Folks also are welcome to purchase gravel at the event and then use their purchased rock to fill in potholes throughout the community. Elk Falls has gravel roads.
Penner said that some towns they visited told them they didn’t really have anything of note for the book and that they should head on to the next town that is known for this or that.
But as an explorer, folks can find interesting aspects that others hadn’t considered.
Penner also spoke to a group in Lansing and was on a KSHB morning show in Kansas City last week.
During her KSHB interview, she spoke about the many things to do and see that are “right under our noses.”
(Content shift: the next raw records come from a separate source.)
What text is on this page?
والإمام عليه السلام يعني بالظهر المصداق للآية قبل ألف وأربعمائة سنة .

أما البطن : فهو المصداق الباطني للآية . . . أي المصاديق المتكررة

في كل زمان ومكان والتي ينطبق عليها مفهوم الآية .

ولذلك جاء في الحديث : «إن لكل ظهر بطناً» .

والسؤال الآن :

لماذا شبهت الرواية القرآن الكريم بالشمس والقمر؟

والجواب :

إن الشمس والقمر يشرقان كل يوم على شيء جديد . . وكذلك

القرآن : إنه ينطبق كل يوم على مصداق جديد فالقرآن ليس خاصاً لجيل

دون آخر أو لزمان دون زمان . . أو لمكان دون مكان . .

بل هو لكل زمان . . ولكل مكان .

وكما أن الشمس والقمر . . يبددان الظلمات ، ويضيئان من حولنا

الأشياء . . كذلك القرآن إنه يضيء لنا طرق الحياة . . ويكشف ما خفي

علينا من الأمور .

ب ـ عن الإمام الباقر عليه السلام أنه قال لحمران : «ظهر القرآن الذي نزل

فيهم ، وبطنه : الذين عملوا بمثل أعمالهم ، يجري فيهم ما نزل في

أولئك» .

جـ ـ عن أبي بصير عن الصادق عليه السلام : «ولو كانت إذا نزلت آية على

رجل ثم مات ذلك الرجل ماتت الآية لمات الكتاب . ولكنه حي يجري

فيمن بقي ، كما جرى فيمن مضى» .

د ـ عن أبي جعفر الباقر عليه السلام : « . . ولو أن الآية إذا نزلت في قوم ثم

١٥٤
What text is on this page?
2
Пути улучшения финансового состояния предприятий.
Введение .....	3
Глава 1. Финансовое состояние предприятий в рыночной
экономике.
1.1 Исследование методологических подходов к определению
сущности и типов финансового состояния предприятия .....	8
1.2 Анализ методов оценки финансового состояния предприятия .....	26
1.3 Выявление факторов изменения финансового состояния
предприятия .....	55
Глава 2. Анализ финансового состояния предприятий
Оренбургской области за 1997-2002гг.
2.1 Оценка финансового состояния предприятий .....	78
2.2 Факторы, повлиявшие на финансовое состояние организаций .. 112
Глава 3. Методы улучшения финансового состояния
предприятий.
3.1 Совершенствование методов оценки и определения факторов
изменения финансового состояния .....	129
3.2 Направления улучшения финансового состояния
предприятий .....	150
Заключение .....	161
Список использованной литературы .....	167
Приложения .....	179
Penner mentioned Kansas’ lone Kentucky Derby winner being buried in Prairie Village. It once was a farm, but now a cul de sac in a residential area of Prairie Village. She also talked about the quirky rock in the middle of Granite Street in McLouth.
As she talked about the book, photos from her presentation were shown on television, including the book mural in Tonganoxie’s downtown pocket park.
Penner’s presentation at TCHS had notable places from across the state. It also was heavy on local attractions, such as McLouth’s rock and Tonganoxie’s murals, a walking bridge near Chieftain Park and It’s a Sweet Treat Bakery.
“Marci always brings energy and inspiration when she talks about Kansas communities,” said Shawn Linenberger, board chair for Southern Leavenworth County Leadership Development. “We hope the program can inspire folks in Tonganoxie and other Leavenworth County communities, to promote their towns and find those niches.
“It might not be a ball of twine like Cawker City, but the possibilities are out there.”
Penner’s book is available for purchase at the historic site and a handful of Tonganoxie businesses.